Abstract
Recent plant breeding studies of several species have demonstrated the utility of combining molecular assessments of genetic distance into trait-linked SNP genotyping during the development of parent lines to maximize yield gains due to heterosis. SSRs (Short Sequence Repeats) are the molecular marker of choice to determine genetic diversity, but the methods historically used to sequence them have been burdensome. The ability to analyze SSRs in a higher-throughput manner independent of laboratory conditions would increase their utility in molecular ecology, germplasm curation, and plant breeding programs worldwide. This project reports simple bioinformatics methods that can be used to generate genome-wide de novo SSRs in silico followed by targeted Next Generation Sequencing (NGS) validation of those that provide the most information about sub-population identity of a breeding line, which influences heterotic group selection. While these methods were optimized in sorghum [Sorghum bicolor (L.) Moench], they were developed to be applied to any species with a reference genome and high-coverage whole-genome sequencing data of individuals from the sub-populations to be characterized. An analysis of published sorghum genomes selected to represent its five main races (bicolor, caudatum, durra, kafir, and guinea; 75 accessions total) identified 130,120 SSR motifs.

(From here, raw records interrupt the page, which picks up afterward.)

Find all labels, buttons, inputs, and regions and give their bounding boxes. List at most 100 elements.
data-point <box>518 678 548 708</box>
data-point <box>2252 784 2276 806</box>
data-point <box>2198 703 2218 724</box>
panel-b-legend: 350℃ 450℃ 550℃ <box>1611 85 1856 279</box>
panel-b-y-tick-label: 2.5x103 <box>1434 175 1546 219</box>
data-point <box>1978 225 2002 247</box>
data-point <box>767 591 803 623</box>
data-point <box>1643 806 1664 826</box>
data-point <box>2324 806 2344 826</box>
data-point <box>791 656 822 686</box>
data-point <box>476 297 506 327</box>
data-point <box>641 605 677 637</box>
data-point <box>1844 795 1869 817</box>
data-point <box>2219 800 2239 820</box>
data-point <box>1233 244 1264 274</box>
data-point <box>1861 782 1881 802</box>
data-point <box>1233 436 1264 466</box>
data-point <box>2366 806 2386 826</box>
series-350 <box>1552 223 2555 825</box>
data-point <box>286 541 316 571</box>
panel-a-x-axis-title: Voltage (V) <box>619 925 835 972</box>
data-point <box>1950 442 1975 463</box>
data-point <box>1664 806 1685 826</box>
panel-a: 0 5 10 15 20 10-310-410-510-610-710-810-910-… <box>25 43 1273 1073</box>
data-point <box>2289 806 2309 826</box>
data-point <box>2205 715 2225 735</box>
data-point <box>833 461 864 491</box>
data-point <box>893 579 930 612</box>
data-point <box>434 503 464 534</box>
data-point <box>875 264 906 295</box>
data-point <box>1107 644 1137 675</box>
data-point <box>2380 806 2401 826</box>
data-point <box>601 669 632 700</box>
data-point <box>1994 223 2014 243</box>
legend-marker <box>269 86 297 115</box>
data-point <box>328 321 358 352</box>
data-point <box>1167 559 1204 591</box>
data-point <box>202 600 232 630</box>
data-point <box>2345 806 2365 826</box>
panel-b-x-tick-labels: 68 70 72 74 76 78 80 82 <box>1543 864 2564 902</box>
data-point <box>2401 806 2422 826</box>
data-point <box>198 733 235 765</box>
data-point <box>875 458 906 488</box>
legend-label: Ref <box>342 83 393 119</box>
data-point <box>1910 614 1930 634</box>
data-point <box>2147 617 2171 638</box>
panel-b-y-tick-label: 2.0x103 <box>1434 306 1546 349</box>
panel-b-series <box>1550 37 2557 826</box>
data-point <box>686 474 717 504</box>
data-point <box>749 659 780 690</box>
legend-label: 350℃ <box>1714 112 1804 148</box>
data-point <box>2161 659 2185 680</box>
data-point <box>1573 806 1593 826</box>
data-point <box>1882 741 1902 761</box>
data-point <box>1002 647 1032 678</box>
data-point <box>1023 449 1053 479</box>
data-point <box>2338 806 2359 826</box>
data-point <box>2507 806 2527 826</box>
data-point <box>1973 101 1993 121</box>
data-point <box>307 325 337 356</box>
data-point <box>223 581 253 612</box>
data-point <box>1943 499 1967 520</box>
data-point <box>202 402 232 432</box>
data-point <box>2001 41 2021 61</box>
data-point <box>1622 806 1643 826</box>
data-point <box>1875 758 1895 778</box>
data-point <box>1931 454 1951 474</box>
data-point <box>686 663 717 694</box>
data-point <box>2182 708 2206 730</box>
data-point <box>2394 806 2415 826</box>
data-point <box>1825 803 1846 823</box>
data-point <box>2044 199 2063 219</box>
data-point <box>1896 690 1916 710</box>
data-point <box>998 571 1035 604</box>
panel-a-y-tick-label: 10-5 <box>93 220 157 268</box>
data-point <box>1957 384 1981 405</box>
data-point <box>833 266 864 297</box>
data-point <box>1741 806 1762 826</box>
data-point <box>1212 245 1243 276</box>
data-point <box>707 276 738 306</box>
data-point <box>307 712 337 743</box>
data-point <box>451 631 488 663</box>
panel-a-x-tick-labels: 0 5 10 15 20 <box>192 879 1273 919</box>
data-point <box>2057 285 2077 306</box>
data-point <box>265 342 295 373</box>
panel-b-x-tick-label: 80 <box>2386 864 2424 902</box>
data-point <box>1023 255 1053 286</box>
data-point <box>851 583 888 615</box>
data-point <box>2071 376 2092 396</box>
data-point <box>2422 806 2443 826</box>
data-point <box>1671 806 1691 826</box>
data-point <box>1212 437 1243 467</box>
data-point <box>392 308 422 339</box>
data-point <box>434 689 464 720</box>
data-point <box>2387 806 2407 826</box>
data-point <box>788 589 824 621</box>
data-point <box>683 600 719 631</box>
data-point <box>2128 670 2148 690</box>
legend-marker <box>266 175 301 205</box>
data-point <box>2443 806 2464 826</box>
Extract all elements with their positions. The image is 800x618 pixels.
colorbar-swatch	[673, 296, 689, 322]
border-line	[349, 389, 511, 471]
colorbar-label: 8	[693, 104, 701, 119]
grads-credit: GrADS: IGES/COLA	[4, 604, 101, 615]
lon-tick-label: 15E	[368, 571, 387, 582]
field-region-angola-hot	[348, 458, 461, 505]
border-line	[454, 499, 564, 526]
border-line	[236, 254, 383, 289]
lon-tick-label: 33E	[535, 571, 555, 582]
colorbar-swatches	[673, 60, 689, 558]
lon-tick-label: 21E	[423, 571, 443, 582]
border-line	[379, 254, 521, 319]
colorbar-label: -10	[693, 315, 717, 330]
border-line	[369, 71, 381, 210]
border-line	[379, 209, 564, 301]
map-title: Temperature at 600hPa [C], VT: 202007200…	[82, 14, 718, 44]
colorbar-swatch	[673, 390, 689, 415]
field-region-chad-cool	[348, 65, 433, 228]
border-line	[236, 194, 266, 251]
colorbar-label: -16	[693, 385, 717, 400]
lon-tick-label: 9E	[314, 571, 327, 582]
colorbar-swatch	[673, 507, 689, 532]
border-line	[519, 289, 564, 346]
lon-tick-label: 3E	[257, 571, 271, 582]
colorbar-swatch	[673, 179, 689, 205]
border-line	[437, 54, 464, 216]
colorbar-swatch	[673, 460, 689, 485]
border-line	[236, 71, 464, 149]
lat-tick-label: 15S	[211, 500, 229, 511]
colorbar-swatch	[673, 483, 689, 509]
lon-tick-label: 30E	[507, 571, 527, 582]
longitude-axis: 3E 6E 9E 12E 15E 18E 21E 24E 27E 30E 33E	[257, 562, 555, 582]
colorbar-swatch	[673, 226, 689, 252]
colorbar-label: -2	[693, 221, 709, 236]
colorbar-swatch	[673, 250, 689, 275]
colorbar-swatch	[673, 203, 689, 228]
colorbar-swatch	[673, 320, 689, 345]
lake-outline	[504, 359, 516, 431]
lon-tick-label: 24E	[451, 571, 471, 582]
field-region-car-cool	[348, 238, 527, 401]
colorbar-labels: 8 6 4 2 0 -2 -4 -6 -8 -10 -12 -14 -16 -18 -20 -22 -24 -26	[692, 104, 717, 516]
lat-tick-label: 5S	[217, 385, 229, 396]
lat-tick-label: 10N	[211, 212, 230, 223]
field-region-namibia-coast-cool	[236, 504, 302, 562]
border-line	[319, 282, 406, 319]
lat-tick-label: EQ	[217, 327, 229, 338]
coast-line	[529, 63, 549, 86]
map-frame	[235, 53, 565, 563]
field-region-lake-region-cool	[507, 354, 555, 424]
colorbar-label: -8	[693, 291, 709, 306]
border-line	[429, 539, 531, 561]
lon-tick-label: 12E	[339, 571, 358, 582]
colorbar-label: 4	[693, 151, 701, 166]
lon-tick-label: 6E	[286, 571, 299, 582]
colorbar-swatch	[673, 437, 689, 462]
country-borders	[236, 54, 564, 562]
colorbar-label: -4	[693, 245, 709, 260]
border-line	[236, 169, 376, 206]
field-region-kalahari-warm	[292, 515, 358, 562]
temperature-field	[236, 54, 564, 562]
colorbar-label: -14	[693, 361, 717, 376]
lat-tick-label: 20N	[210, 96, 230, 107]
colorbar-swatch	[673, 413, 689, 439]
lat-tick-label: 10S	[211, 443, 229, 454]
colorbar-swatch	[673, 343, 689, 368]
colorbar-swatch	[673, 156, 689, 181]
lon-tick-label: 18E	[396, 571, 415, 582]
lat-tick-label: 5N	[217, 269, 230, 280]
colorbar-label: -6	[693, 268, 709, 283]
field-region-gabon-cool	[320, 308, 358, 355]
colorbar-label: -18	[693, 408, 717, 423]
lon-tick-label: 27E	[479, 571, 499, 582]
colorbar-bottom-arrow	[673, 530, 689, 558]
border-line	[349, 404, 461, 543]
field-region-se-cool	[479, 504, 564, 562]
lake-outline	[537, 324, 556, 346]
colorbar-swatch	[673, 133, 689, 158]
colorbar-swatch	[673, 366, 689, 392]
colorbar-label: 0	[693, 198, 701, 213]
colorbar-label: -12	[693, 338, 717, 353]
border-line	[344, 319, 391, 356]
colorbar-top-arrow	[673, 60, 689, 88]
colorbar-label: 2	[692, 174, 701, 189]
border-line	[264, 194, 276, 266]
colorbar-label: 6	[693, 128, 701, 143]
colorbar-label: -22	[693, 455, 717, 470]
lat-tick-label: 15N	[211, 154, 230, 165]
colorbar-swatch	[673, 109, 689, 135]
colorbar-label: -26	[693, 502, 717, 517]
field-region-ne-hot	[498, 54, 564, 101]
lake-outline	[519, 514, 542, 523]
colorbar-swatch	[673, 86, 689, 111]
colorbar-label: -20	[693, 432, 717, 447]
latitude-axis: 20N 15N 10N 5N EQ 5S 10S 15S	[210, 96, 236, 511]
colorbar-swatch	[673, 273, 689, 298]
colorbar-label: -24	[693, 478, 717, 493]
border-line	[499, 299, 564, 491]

Average lengths were 23.8 bp and 95% were between 10 and 92 bp, making them suitable for NGS. Validation through targeted sequencing amplified 188 of 192 assayed SSR loci. Results highlighted the distinctness of accessions from the guinea sub-group margaritiferum from all other sorghum accessions, consistent with previous studies of nuclear and mitochondrial DNA. SSRs that efficiently fingerprinted margaritiferum individuals (Xgma1 –Xgma6) are presented. Developing similar fingerprints of other sub-populations (Xunr1 –Xunr182) was not possible due to the extensive admixture between them in the data set analyzed. In summary, these methods were able to fingerprint specific sub-populations when rates of admixture between them are low.
Highlights
Originating in Africa, sorghum [Sorghum bicolor (L.) Moench] (2n = 2x = 20) is a drought-tolerant C4 grass species having wide genetic diversity [1]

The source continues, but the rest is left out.